Improve your constructors

The List class has three data elements; begins, ends and element_count. The constructor should create and initialize those three things. A more modern style for your constructor might be this:

List() : begins(new element<T>), ends(new element<T>), element_count(0) {
    begins->t_flag = 'b';
    ends->t_flag = 'e';
    begins->next = begins->prev = ends;
    ends->prev = ends->next = begins;
}

Use constructors rather than = to initialize member data

Your code should use a constructor rather than = to initialize data in classes. For example, the constructor for element might be this:

element() : prev(nullptr), next(nullptr), data(), elem_ID(), t_flag(' ') {}

This is important because it works for public or private data, while = only works for public data.

Write destructors for your classes

Any class that allocates memory must also free it when the object is deleted, but your classes are all missing destructors. To get you started, here's a simple destructor for the List class:

virtual ~List() {
    while (begins->next != begins) {
        begins->prev = begins->next;
        begins->next = begins->next->next;
        delete begins->prev;
    }
    delete begins;
}

Don't #include headers that aren't needed

This code includes <vector> and <list> but neither are actually used. Those lines should be deleted.

Use a consistent naming convention

Pick a naming convention and use it consistently. In this code, some of the classes are lowercase, such as elem_iter but List is capitalized. One common convention is the use uppercase for all classes and structures.

Keep class data and functions separated

The elem_iter class has a single data element target but it's hard to spot because it's hiding amid a number of functions. Better would be to gather all data items together and put them at either the beginning or the end of the class.

Prefer to keep data members private

It's generally bad practice to allow other code to reach inside objects and grab or alter data. For that reason, all of your structs should be classes and only some of the member functions should be public. Where you have closely related classes, you can declare them as friend to allow access to private members. For example, the code for your element might look like this:

template <class T>
class List;

template <class T>
class elem_iter;

template <class T>
class element {
public:
    element() : prev(nullptr), next(nullptr), data(), elem_ID(), t_flag(' ') {}
    friend List<T>;
    friend elem_iter<T>;

private:
    element<T> *prev; 
    element<T> *next;
    T data;
    int elem_ID;
    char t_flag;
};

Notice that there are forward declarations for List and enum_iter.

Use const where practical

A number of places in the code should have the const keyword added. For example instead of this:

bool operator!=(elem_iter& rhs){
    return (rhs.target != this->target);
}

write this:

bool operator!=(const elem_iter& rhs) const {
    return rhs.target != target;
}

In addition to const to indicate that the argument is not changed by the function, we also have a const at the end to indicate that the operator doesn't change the object. Also, this->target is redundant and return is not a function call and therefore does not need parentheses.

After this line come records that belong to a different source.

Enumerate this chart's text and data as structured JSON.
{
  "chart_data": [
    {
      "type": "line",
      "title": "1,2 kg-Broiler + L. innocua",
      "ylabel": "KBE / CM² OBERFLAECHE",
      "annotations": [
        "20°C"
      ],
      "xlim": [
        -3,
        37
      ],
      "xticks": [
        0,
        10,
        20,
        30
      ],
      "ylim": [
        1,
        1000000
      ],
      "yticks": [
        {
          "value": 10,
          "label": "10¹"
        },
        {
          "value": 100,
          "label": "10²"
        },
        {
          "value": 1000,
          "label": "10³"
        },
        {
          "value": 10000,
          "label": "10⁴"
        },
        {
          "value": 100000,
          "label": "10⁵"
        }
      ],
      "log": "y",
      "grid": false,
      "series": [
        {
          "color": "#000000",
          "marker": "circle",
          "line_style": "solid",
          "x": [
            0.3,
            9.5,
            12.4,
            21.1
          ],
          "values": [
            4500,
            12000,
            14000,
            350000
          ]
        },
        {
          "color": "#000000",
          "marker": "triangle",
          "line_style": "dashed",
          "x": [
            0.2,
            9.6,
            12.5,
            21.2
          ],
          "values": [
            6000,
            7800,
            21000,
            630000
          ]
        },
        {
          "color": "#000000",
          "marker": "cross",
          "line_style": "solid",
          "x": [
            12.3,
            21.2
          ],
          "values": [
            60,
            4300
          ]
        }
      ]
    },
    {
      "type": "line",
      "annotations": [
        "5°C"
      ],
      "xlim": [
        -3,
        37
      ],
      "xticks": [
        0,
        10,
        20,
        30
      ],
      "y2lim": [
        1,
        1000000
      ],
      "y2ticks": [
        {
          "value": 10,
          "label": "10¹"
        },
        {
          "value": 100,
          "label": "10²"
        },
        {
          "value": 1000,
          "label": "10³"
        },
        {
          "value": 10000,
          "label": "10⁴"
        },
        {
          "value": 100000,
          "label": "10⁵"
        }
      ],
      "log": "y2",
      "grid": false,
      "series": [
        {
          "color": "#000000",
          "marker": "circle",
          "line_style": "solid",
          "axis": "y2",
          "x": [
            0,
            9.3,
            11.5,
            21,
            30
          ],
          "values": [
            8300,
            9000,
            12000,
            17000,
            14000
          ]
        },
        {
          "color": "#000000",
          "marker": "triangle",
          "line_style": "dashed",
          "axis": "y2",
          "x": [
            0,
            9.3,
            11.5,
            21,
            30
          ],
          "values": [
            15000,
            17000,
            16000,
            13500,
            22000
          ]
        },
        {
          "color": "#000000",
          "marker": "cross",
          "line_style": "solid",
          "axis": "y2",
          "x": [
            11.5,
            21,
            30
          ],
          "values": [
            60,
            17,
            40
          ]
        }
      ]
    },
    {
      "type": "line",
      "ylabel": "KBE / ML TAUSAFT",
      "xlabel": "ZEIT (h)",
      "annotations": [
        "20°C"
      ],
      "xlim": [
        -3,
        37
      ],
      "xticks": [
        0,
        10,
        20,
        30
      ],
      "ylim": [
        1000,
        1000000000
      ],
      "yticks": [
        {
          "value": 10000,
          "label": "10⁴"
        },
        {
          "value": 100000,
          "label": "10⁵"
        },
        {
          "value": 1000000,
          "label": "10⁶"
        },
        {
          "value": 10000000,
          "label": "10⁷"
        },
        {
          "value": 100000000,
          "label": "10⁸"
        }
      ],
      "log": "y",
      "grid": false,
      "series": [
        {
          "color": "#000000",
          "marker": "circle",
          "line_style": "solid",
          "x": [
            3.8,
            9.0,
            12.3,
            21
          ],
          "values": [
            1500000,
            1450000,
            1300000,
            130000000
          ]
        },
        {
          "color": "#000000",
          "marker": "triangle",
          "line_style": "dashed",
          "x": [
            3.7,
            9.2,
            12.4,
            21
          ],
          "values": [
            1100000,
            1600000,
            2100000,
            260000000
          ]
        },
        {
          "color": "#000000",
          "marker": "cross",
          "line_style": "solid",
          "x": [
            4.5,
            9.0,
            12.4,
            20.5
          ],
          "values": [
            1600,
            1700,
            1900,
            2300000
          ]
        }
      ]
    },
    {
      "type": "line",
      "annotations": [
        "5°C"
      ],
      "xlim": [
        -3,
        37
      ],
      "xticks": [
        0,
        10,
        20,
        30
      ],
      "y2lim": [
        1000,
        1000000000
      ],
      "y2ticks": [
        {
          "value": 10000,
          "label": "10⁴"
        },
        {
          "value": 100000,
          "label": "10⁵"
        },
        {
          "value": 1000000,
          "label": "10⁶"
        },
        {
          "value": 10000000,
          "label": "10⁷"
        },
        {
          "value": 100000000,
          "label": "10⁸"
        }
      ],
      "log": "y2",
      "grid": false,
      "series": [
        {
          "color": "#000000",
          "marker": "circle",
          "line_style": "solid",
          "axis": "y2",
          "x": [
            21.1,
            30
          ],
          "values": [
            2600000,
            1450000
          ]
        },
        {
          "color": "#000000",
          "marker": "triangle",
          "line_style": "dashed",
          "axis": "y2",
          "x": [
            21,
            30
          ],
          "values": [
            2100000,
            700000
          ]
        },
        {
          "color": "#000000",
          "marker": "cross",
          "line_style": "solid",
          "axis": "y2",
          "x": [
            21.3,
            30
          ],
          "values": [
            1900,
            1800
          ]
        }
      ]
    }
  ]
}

Use default argument values where sensible

The code currently has two different constructors for elem_iter:

elem_iter() { target = NULL; }
elem_iter(element<T>* e) { target = e; }

However, these could be written as a single constructor:

elem_iter(element<T>* e = nullptr) : target(e) {}

Consider simplifying the interface

It's not clear to me that the elem_ID field is actually useful, so if I were writing this, I think I would omit it and all of the functions that rely on it. It's your choice of course, but often a simpler interface makes for an easier-to-use class.

Consider non-numeric objects

Right now, various places in the code limit class T to be numeric or at least something that can be initialized to 0. By some judicious rewriting, this artificial restriction can be eliminated. For instance, create a List of std::string and you will see where I mean.

Omit return 0

When a C++ program reaches the end of main the compiler will automatically generate code to return 0, so there is no reason to put return 0; explicitly at the end of main.